HCC often develops among patients who have cirrhosis. It is estimated that approximately 60% of all patients with HCC have underlying cirrhosis . In some patients, cirrhosis associated with portal hypertension and thrombocytopenia makes systemic chemotherapy for HCC extremely difficult and contributes to the poor prognosis associated with HCC. Furthermore, there is no prospective controlled study suggesting that systemic chemotherapy prolongs survival in HCC patients when compared with best supportive care.
Single chemotherapeutic agents, which have demonstrated a consistent response rate of more than 10% are doxorubicin [4, 19], 5-FU and cisplatin [5, 6]. In a systematic review of clinical trials , the 1-year survival rate was superior for doxorubicin-containing regimen over non-doxorubicin-containing chemotherapy. In a study using PIAF regimen (cisplatin, doxorubicin, 5-FU and interferon alpha), 9 out of 50 HCC patients with PR were able to receive surgical resection resulting in pathologic CR in 4 patients . This indicates that aggressive systemic combination chemotherapy may result in CR for HCC patients. However, the PIAF regimen was associated with considerable toxicities with significant myelosuppression, which led to 2 treatment-related deaths. Triplet combination with ECF (epirubicin, cisplatin and 5-FU) was also evaluated in patients with HCC . ECF chemotherapy gave a modest response rate (15%) at the cost of considerable hematologic toxicity.

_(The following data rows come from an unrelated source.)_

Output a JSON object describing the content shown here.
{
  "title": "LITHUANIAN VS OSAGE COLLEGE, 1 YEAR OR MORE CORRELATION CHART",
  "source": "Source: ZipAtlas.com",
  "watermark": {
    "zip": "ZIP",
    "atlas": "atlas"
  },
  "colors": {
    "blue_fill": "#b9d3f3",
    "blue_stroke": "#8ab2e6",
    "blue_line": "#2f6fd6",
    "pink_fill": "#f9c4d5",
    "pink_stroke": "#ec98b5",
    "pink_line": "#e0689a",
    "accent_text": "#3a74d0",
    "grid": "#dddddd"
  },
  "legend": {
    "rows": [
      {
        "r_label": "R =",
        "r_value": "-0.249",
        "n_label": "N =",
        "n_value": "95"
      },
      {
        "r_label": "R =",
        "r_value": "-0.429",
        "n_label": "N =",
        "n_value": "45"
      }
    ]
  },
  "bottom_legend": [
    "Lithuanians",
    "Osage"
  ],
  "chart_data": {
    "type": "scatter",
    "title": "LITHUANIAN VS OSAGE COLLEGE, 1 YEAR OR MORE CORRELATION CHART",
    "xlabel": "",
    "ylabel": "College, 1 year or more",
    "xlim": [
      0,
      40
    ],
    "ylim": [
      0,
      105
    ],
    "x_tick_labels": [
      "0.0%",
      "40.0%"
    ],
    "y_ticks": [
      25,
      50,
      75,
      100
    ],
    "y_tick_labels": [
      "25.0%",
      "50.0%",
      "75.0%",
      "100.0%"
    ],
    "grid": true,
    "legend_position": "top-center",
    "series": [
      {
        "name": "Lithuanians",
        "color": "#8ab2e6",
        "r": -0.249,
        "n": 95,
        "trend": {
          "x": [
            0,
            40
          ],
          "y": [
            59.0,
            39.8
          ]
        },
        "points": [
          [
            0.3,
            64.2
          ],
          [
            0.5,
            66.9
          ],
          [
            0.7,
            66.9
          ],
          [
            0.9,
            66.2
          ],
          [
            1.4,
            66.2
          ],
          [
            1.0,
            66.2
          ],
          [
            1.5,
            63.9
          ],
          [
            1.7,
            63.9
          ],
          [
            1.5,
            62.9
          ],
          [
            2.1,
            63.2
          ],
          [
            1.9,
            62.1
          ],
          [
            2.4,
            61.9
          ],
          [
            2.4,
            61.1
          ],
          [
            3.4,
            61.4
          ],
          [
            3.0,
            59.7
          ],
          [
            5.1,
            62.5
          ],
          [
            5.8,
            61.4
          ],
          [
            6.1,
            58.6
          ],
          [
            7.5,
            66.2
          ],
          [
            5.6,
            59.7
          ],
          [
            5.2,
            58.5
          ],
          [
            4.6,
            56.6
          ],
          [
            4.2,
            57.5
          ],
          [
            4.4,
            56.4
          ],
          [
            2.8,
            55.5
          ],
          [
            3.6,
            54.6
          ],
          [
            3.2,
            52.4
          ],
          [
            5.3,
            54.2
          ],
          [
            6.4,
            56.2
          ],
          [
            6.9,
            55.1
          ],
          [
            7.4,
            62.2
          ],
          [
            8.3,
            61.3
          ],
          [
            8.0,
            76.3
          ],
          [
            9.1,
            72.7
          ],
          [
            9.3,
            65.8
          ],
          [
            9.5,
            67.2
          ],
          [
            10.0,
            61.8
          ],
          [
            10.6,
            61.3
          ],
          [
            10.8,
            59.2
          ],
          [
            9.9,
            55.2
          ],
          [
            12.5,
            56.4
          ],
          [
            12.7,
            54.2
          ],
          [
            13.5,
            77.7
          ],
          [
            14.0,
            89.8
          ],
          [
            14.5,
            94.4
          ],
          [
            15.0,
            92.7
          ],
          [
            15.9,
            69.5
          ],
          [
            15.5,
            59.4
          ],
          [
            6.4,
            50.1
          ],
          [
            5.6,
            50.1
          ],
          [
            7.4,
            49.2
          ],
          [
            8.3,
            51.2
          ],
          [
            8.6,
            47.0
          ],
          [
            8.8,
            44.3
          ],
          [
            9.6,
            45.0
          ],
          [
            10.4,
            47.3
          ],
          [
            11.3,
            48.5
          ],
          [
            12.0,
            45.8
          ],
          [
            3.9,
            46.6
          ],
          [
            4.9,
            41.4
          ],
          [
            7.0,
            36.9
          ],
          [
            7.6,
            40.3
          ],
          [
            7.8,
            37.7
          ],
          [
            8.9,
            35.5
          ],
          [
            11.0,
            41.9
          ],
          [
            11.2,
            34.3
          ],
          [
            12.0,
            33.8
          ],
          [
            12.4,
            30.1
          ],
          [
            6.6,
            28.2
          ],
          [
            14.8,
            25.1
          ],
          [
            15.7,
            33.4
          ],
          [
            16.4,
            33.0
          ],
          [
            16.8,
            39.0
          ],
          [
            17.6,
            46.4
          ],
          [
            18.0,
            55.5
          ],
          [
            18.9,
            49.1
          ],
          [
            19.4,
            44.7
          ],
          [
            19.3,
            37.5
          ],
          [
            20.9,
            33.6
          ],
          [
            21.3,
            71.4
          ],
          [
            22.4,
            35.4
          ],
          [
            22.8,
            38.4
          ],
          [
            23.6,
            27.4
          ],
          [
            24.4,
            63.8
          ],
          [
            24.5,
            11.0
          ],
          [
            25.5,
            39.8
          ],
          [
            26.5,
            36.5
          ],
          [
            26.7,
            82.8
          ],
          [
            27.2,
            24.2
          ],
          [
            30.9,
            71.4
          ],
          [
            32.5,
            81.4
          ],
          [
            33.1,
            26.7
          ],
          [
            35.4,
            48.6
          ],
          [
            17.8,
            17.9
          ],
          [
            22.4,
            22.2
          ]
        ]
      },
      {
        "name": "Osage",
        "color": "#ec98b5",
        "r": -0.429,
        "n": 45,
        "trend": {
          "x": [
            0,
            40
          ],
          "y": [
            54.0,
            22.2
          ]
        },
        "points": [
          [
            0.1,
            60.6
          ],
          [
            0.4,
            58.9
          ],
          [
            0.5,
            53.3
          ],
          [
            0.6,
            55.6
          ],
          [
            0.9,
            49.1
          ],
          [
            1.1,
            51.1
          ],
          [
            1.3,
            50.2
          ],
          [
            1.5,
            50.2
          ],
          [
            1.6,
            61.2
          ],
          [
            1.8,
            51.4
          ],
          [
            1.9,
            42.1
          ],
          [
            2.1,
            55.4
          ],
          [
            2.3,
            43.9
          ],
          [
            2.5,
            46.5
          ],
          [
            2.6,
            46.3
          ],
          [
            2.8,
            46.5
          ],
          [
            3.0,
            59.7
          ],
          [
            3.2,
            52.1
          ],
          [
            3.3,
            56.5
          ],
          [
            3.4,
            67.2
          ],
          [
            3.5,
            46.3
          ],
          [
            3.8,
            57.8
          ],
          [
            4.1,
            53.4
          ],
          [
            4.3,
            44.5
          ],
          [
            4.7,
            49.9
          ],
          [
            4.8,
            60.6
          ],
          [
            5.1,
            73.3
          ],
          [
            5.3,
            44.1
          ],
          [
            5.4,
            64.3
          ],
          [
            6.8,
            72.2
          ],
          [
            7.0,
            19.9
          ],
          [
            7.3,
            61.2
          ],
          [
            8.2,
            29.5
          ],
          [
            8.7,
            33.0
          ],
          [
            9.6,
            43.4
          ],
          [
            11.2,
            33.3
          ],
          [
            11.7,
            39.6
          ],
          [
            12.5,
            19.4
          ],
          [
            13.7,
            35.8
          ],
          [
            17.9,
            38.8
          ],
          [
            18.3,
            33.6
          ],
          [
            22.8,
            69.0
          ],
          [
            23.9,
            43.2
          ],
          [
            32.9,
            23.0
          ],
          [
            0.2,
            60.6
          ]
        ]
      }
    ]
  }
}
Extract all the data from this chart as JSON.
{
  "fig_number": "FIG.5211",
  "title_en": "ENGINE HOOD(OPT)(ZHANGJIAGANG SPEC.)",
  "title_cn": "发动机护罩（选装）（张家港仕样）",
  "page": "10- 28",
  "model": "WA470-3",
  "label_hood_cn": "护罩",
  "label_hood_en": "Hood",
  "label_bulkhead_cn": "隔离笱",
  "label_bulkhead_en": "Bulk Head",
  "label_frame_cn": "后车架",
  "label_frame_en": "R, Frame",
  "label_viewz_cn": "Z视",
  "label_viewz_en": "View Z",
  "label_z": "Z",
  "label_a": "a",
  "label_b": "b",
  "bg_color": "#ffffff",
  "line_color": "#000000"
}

In an attempt to achieve better tolerability and effectiveness with doxorubicin-containing combination regimen, we substituted 5-FU with capecitabine, which is considered to be as effective and more tolerable than 5-FU [21–23]. Although capecitabine has not been compared to infusional 5-FU to prove similar efficacy, oral administration has the advantage of permitting convenient, patient-orientated therapy, providing the patient with a degree of independence and improved quality of life, while avoiding complications associated with intravenous drug administration. Furthermore, most patients prefer orally administered therapy to intravenous treatment . The presence of mild-to-moderate hepatic dysfunction had no clinically significant effect on the pharmacokinetics of capecitabine and its metabolites . These findings suggest that capecitabine may be useful for patients with HCC , including those with impaired hepatic function.
The combination of doxorubicin, cisplatin and capecitabine was well tolerated by patients with metastatic HCC. It should be kept in mind that the degree of cirrhosis was limited to Child-Pugh class A; none of the treated patients had class B or C cirrhosis. Using this triplet combination, we achieved an overall response rate of 24% and a median time to progression of 3.7 months. Forty percent of patients showed a significant reduction in serum AFP in this study. This observation should be interpreted with caution because it represents only a small group of patients with metastatic HCC in this phase II study and the majority of patients had good performance status and preserved hepatic function. As a result, grade 3 or 4 neutropenia occurred only in 14% of patients. This favorable toxicity profile achieved with triplet chemotherapy differed from results reported with other doxorubicin-based chemotherapy for HCC. Although it would be difficult to compare our data directly with the results of other studies, a survival benefit from our triplet combination in HCC seems unlikely, despite the acceptable response rate and favorable toxicity profile observed in our study. The response rate of our regimen is comparable to those found in most phase II studies of doxorubicin-based combination chemotherapy ranging from 13% to 26% [4–6, 19, 20]. Capecitabine monotherapy was also evaluated in a phase II study, resulting in a modest response rate and good tolerability . Recently, Yeo et al. have conducted a phase III study comparing single-agent doxorubicin with PIAF in patients with inoperable HCC . There was no significant difference in response rates and overall survival between doxorubicin and PIAF. To date, none of combination regimens has been recognized as a standard or superior to doxorubicin alone.
With few exceptions, it is generally conceived that systemic chemotherapy is relatively ineffective in HCC . HCC is resistant to chemotherapy because of the high mutational load it carries and the myriads of drug resistance mechanisms [27, 28]. This is in addition to the underlying liver dysfunction that imposes lower chemotherapy doses to mitigate toxicity. More recently, targeted therapeutics are being looked at aggressively in HCC. Several potential targets along the angiogenesis and the signal transduction pathway are evaluated in HCC. These include epidermal growth factor receptor, hepatocyte growth factor and its receptor c-met, and vascular endothelial growth factor . Bortezomib, considered as a potent and reversible inhibitor of the proteasome, was also evaluated in a phase I/II study . Interestingly, bortezomib attenuates certain pathways implicating in resistance to anthracyclines, and thus, a significant synergy between bortezomib and anthracyclines was observed . Our next step will be to combine doxorubicin with bortezomib and to investigate the relative place of the targeted therapy in the treatment of metastatic HCC.